Project: Future Fires

Quantifying catastrophic bushfire consequences for energy network providers

Electricity networks face a number of competing challenges, including the regulatory requirement to deliver a reliable, modernised system that can operate under a changing climate. It is therefore important that energy providers consider the impacts of natural events such as bushfires in their risk management planning, and importantly, how networks will adapt in the future to increase the resilience of electricity networks in the context of major and cascading events.
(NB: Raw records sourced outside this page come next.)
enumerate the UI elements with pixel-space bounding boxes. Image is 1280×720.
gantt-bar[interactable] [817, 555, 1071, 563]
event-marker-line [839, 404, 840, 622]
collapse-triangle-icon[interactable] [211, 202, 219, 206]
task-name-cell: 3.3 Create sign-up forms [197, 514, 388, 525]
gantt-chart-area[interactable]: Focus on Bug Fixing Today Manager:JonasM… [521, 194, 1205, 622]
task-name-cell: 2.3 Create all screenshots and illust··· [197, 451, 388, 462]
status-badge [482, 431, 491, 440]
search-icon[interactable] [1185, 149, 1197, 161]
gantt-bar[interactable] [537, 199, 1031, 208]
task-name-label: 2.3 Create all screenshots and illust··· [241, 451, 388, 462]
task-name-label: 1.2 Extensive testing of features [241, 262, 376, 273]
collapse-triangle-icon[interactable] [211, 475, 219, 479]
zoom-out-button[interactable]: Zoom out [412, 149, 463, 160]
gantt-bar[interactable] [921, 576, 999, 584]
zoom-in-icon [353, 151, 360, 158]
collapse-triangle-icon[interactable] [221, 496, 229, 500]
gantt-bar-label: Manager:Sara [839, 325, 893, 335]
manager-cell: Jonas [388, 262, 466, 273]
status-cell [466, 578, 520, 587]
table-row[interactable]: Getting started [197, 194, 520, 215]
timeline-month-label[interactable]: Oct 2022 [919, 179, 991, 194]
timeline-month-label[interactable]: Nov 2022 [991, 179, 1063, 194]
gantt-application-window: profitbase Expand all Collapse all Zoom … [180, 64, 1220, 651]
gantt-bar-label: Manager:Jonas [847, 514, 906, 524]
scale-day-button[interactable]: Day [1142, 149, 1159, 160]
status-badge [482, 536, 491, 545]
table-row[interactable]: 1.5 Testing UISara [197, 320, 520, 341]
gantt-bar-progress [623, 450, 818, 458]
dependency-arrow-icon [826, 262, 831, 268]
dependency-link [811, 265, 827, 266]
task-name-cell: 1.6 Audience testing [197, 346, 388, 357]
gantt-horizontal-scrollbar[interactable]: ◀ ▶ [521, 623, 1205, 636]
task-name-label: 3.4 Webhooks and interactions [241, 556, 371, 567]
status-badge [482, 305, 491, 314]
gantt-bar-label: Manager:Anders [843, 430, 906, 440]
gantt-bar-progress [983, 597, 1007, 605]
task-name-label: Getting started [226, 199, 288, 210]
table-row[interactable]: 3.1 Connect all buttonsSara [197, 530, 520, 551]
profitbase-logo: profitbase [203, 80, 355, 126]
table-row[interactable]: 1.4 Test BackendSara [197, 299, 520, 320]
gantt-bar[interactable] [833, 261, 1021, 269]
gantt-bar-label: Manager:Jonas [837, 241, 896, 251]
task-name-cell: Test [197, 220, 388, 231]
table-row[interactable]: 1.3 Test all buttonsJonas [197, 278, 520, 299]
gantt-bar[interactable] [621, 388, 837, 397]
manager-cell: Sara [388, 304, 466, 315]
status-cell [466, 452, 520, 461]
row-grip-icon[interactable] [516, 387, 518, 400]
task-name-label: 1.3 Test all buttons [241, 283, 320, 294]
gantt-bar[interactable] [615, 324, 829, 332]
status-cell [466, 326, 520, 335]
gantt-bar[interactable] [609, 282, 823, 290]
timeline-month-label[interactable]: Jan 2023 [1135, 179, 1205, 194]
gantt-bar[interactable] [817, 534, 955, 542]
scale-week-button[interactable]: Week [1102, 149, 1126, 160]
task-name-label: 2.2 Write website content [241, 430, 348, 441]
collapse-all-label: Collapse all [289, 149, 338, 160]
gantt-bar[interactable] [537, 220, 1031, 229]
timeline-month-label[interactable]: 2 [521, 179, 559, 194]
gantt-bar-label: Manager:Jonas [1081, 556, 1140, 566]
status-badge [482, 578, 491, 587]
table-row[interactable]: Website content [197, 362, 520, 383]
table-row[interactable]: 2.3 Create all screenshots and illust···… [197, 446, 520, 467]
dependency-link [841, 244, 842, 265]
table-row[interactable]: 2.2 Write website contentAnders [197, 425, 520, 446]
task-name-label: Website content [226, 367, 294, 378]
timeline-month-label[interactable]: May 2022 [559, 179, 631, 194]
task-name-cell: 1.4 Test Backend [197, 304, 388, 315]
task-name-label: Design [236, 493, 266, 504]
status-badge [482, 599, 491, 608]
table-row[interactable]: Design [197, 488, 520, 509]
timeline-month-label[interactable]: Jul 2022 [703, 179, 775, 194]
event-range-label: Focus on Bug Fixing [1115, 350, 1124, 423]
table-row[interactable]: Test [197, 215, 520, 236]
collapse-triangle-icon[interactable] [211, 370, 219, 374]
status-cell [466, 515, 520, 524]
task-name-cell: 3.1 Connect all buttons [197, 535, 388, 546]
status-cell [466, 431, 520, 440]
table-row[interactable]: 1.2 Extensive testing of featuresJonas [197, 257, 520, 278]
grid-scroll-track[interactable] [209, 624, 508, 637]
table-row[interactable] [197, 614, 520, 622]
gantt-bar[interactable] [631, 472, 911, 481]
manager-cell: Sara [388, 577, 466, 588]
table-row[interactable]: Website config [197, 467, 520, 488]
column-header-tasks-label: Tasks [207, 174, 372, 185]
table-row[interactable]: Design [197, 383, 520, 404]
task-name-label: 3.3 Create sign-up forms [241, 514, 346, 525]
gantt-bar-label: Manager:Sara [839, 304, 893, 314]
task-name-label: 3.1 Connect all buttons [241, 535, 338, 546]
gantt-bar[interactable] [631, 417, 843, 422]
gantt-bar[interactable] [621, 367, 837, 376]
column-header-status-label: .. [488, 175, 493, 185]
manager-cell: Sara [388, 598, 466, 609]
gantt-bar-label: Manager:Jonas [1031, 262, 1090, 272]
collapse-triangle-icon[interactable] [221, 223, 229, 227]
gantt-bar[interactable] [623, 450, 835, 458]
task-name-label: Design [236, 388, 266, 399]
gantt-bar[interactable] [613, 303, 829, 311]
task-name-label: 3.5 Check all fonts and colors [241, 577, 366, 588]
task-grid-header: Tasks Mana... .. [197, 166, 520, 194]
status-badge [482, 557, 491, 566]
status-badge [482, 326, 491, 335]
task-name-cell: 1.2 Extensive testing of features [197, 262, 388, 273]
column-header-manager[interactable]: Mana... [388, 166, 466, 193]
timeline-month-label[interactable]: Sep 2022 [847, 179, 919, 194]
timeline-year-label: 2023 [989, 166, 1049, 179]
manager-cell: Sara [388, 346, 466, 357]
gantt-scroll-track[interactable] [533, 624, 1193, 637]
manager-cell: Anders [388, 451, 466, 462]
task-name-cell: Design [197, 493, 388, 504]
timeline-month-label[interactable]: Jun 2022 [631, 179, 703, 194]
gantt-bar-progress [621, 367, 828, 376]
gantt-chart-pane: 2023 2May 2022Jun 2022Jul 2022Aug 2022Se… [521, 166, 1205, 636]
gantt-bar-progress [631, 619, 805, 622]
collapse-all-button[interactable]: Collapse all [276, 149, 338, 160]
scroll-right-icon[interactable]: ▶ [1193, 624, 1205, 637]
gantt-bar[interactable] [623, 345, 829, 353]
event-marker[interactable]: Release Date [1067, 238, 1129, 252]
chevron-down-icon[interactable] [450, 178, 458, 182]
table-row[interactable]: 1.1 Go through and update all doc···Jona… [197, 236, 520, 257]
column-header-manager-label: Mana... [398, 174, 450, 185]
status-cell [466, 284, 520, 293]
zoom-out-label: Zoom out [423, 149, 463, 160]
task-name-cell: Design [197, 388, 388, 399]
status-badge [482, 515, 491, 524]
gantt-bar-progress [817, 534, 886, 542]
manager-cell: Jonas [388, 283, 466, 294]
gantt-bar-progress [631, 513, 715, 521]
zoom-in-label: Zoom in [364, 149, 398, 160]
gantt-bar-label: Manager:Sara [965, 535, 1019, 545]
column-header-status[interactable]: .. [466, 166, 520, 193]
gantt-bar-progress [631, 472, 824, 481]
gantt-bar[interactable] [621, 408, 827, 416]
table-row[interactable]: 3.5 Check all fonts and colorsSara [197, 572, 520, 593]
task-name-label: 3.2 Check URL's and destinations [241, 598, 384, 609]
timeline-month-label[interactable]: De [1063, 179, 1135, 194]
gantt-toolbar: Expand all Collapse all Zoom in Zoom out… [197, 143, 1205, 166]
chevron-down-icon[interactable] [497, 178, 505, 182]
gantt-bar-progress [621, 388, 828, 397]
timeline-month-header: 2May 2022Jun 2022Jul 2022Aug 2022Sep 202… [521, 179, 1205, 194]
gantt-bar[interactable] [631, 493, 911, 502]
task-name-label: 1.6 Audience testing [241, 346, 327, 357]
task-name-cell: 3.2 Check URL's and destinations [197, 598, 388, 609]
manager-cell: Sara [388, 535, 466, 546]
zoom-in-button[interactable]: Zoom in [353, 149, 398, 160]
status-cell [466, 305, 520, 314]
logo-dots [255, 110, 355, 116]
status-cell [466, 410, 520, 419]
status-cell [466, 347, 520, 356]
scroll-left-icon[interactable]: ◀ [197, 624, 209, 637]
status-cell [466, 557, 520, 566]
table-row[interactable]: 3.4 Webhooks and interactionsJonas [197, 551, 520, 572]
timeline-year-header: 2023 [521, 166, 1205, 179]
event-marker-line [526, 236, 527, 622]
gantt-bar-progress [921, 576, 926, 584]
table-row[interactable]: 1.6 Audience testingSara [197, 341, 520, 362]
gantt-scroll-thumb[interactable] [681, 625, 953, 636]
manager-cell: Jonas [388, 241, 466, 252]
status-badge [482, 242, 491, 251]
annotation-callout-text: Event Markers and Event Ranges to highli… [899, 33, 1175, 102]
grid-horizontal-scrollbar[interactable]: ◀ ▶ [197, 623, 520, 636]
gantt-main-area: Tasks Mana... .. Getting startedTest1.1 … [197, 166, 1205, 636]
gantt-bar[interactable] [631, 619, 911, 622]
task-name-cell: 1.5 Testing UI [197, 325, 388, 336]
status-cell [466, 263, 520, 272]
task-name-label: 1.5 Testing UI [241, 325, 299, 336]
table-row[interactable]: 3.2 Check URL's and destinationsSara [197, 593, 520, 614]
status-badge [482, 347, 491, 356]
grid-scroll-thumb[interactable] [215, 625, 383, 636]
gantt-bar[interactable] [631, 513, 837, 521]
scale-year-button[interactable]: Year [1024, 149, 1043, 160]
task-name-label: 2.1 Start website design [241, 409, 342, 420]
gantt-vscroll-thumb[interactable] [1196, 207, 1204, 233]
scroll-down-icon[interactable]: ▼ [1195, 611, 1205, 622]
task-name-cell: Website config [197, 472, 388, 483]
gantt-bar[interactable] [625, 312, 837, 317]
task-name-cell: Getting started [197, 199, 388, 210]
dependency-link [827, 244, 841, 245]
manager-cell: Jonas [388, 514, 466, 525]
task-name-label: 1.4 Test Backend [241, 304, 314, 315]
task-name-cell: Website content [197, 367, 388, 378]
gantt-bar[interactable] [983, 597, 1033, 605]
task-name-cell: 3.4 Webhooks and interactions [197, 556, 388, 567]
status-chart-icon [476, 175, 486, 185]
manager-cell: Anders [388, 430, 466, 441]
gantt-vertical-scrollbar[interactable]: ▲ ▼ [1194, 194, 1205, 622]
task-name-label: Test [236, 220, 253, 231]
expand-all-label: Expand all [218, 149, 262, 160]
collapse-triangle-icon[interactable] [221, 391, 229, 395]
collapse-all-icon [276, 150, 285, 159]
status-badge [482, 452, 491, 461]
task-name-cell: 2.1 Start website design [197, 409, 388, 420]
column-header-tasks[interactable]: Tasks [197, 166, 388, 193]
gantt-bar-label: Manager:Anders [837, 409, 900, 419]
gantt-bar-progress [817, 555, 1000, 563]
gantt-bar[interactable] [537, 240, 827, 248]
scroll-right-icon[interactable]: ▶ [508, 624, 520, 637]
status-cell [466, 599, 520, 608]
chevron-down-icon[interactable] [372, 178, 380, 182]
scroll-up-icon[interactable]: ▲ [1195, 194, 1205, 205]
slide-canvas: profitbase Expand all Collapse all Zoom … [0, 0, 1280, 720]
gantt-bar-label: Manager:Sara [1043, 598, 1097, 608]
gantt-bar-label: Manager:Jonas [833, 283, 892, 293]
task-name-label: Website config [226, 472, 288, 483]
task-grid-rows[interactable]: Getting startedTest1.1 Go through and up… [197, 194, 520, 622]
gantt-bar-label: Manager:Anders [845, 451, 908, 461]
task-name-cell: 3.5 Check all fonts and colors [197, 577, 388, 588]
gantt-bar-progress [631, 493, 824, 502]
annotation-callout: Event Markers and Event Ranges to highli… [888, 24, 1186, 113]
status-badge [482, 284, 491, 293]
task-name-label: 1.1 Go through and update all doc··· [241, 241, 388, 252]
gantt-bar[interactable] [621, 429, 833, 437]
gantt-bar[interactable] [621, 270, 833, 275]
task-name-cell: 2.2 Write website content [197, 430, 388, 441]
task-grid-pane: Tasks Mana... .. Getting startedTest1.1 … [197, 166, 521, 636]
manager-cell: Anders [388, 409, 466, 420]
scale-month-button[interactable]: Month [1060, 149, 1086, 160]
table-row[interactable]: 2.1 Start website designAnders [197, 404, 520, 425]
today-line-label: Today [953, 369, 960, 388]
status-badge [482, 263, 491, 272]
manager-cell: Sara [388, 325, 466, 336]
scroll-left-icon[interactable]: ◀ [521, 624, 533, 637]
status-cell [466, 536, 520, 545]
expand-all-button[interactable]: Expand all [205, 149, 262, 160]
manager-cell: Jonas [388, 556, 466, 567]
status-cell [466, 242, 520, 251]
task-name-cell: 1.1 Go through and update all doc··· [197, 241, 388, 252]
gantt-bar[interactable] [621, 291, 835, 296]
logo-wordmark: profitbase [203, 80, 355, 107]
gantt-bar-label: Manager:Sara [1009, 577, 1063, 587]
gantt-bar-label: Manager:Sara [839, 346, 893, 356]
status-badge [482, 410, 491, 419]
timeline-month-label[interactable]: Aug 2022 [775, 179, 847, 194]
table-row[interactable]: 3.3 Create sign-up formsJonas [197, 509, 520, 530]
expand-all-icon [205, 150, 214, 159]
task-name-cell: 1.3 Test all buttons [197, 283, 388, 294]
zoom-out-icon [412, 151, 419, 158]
Energy networks need to quantify the exposure from potential bushfires to develop strategies and initiatives aimed at building and sustaining resilience in the energy sector. In particular, the ability to predict where the highest risks are to the network and surrounding assets is important for determining where management actions can be implemented in an attempt to reduce those vulnerabilities. Electricity network owners play a vital role in minimising risk and contributing to hazard resilience in the community.

Project aims

The aim of this project was to develop and test a standardised methodology for energy networks across Australia to assess the tangible and intangible costs that would occur as a result of a major bushfire. This project was developed to demonstrate the value of combining bushfire modelling with economic analysis to estimate risk exposure of network assets, taking into consideration tangible and intangible impacts.

Methods

We developed a standardised methodology for assessing potential costs to electricity networks from major bushfires by combining fire behaviour simulations, economic analyses and Bayesian Network modelling. A series of case studies from south-eastern Australia were used to test the effectiveness of the methodology, and its ability to capture regional variations in topography, land use, and economic assets.

The project delivers a rigorous, evidence-based methodology which has been co-designed between industry and researchers, to better model the impacts of bushfire mitigation and drive future investment decisions. The methodology developed during this project brings together a series of different analyses (Figure 1) to determine fire risk to and from the energy networks.

Conceptual diagram of the research approach used in this project.

Results

The methodology enabled users to identify the assets which are contributing most to the risk for each region; the spatial location of the assets at risk and the source of the ignition risk. House and life loss were the main contributors to risk across all case studies regions. Annualised risk varied between regions, and it was important to be able to capture this variation in a meaningful way. Variations in risk could be attributed to differences in housing densities, weather, topography, land-use, location of forested fuels across the case study regions.

The methodology was effective at providing: annualised costs per asset, per region; a spatial representation of these costs; relative and absolute costs associated with each asset in each region; and options for comparing risks and values between regions. The methodology is national in scope and has been designed to be scalable and applicable in any region in Australia, with the potential to be updated with new information as it becomes available. This methodology will support energy networks business operations, justifying ongoing commitment and investment to bushfire risk mitigation activities.